Method of moments not robust to misspecified distribution

The following code is adapted from an example invented by @KieranDelamotte.

We try to fit a Gumbel distribution on a sample that is actually obtained from a mixture of a Gumbel and a Fréchet distribution.

GumbelFactory does not manage to find a sensible set of parameters to try to fit the sample.

WeibullMaxFactory, on the other hand, manages to find a Weibull distribution that kind of fits, but it has crazy parameters… because it is actually very close to a Gumbel. In fact, when put into a GEV, the GEV \xi parameter is 0: it is a Gumbel distribution.

The bottom line is that WeibullMaxFactory manages to find a better Gumbel than GumbelFactory.
The difference is that WeibullMaxFactory maximizes (by default) the likelihood whereas GumbelFactory fits the first and second order moments to the empirical moments of the sample. Likelihood maximization is more robust to (this particular) distribution misspecification than the method of moments.

# Try to fit a WeibullMax on the sample.
# WeibullMaxFactory maximizes the likelihood.
weibullmax = ot.WeibullMaxFactory().build(sample)
print("WeibullMaxFactory result: ", weibullmax)

# Express the estimated WeibullMax as a GEV
gev = ot.GeneralizedExtremeValue(weibullmax)
print("GEV actual distribution: ", gev.getActualDistribution())

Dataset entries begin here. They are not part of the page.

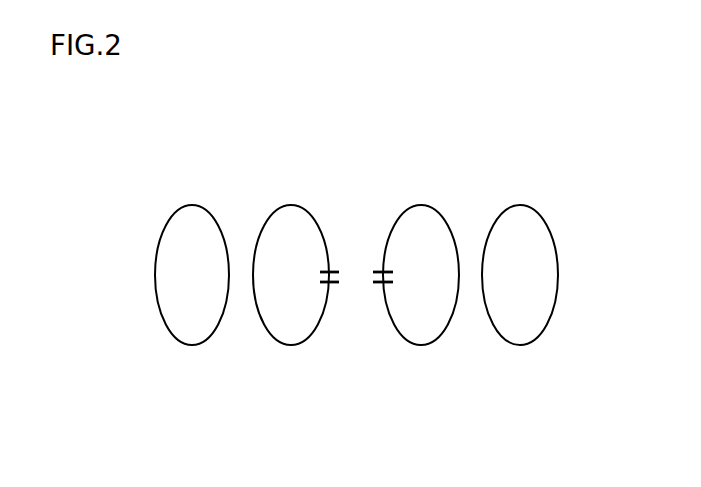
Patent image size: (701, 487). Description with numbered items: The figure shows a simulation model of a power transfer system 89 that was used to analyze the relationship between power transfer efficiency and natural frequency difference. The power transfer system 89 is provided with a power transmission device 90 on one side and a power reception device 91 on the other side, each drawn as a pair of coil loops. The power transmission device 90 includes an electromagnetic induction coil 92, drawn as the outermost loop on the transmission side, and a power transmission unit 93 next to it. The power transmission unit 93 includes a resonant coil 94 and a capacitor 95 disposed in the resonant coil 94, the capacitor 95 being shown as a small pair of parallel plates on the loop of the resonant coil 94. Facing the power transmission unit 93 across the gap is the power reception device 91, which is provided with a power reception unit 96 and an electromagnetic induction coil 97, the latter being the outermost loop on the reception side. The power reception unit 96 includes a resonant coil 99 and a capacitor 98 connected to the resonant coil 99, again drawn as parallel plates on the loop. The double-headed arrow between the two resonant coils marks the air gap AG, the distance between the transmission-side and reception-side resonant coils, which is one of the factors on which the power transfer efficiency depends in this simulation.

The power transfer system 89 is at (560, 181).
The power transmission device 90 is at (328, 417).
The power reception device 91 is at (540, 417).
The electromagnetic induction coil 92 is at (192, 345).
The power transmission unit 93 is at (350, 388).
The resonant coil 94 is at (287, 345).
The capacitor 95 is at (331, 283).
The power reception unit 96 is at (442, 388).
The electromagnetic induction coil 97 is at (520, 345).
The capacitor 98 is at (381, 283).
The resonant coil 99 is at (421, 345).
The air gap AG is at (423, 193).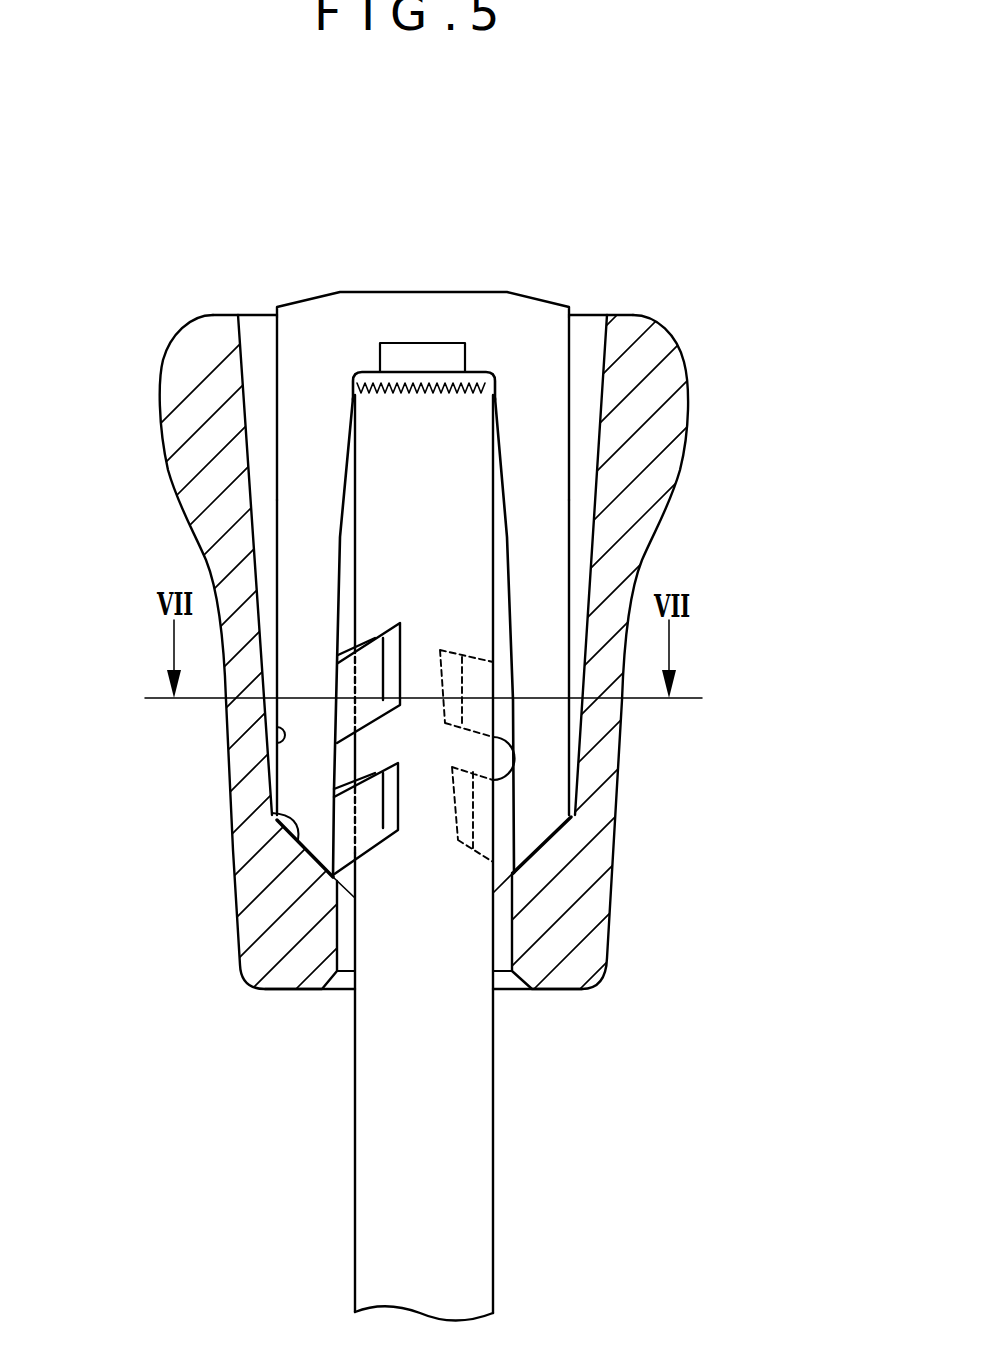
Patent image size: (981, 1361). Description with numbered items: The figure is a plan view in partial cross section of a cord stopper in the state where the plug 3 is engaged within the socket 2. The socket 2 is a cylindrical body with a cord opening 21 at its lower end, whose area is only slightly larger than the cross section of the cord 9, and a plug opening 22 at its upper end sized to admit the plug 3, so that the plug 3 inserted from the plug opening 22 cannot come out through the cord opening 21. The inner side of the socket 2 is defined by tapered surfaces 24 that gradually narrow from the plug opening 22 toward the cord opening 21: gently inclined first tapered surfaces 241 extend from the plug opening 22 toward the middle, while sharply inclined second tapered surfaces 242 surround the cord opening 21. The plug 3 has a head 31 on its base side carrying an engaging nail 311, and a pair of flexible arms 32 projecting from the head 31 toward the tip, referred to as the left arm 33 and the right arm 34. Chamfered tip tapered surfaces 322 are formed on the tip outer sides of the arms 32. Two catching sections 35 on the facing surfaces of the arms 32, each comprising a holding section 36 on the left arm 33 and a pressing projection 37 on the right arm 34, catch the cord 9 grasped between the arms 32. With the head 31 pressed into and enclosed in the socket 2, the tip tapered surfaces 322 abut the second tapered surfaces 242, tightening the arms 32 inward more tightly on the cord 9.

The socket 2 is at (690, 382).
The cord opening 21 is at (331, 1010).
The plug opening 22 is at (255, 290).
The tapered surfaces 24 is at (98, 717).
The first tapered surface 241 is at (277, 731).
The second tapered surface 242 is at (272, 817).
The plug 3 is at (552, 297).
The head 31 is at (495, 300).
The engaging nail 311 is at (409, 345).
The arm 32 is at (290, 477).
The left arm 33 is at (290, 530).
The right arm 34 is at (553, 533).
The tip tapered surface 322 is at (553, 843).
The catching section 35 is at (477, 558).
The holding section 36 is at (362, 648).
The pressing projection 37 is at (505, 672).
The cord 9 is at (470, 1155).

# Recompute the GEV actual distribution
# This WeibullMax turns out to be a Gumbel
# because the GEV xi parameter is zero.
print("GEV xi parameter = ", gev.getXi())
print("More sensible GEV actual distribution: ", gev.getActualDistribution())

# Try to directly estimate a Gumbel distribution.
# GumbelFactory uses the method of moments.
gumbel = ot.GumbelFactory().build(sample)
print("GumbelFactory result: ", gumbel)

graph = ot.HistogramFactory().build(sample).drawPDF()
graph.setColors(["green", "red", "blue"])
graph.setLegends(["Sample", "MLE", "Moments"])
graph.setTitle("Estimated Gumbel distribution")
view = viewer.View(graph)
axes = view.getAxes()
_ = axes[0].set_xlim(-20.0, 20.0)


WeibullMaxFactory result:  
    WeibullMax(beta = 4.25531e+06, alpha = 1.45411e+06, gamma = 4.25531e+06)
GEV actual distribution:  
    WeibullMax(beta = 4.25531e+06, alpha = 1.45411e+06, gamma = 4.25531e+06)
GEV xi parameter =  -6.877037385642863e-07
More sensible GEV actual distribution:  
    Gumbel(beta = 2.92639, gamma = 2.5121)
GumbelFactory result:  Gumbel(beta = 15.1936, gamma = -3.88787)


Thank you Joseph for your analysis

I tried to find some background to support the affirmation that “Likelihood maximization is more robust to distribution misspecification than the method of moments.”, to see if it is a general property or an observation on this specific example. According to a discussion here it does not look like a general property, but it is the opinion of another user. Do you have some theoretical background to share about the comparison between MLE and MOM performances regarding distribution misspecification?

No, I do not have such theoretical background. I have edited this sentence in the original post because it only applies to the particular example discussed. I think such a claim would be difficult to establish (one way or another) in a general sense because it depends on how the distribution is misspecified. In @KieranDelamotte’s example there is a distribution at the “edge” of the WeibullMax family that tolerably fits the sample. If the true distribution were completely different from the family, it would likely be a different story.

I think we may consider implementing the MLE (\hat{\beta}, \hat{\gamma}) for the GumbelFactory. Formulas are given in Statistical Distributions by Forbes et al. (2010):

\hat{\beta} = \frac{1}{n} \sum_{i=1}^n x_i - \frac{\sum_{i=1}^n x_i \exp \left( - \frac{x_i}{\hat{\beta}} \right)} {\sum_{i=1}^n \exp \left( - \frac{x_i}{\hat{\beta}} \right)} ; \\ \hat{\gamma} = - \hat{\beta} \log \left[ \frac{1}{n} \sum_{i=1}^n \exp \left( - \frac{x_i}{\hat{\beta}} \right) \right] .

The expression of \hat{\gamma} is a function of \hat{\beta} so numerical optimization is only necessary to compute \hat{\beta}.

Interesting fact: if X \sim Gumbel(\beta, \gamma), then Y := \exp \left( \frac{\gamma - X}{\beta} \right) \sim \mathcal{E}(1). Note that the MLE (\hat{\beta}, \hat{\gamma}) satisfies

\frac{1}{n} \sum_{i=1}^n \exp \left( \frac{\hat{\gamma} - x_i}{\hat{\beta}} \right) = 1 = \mathbb{E}[Y].


There are situations where the MLE is undefined, e.g. when the maximum of the likelihood is not well separated (see Van Der Waart, p.45). This happens when the parameters cannot be identified and the likelihood is flat locally or at the infinity (i.e. there is an infinite number of solutions which reach the maximum).

I suggest two situations (based on a discussion with @MerlinKeller):

  • when one of the parameters is a bound parameter (where the PDF is constantly zero),
  • when we consider a mixture, which, depending on the parametrization, may lead to an infinite number of combinations which all lead to the same likelihood (but this is more an identifiability issue here).

Wasn’t this your motivation for Jeffrey’s prior as a way to improve the MLE for small sample sizes in kriging?

I am not sure that the MoM would perform better in these situations…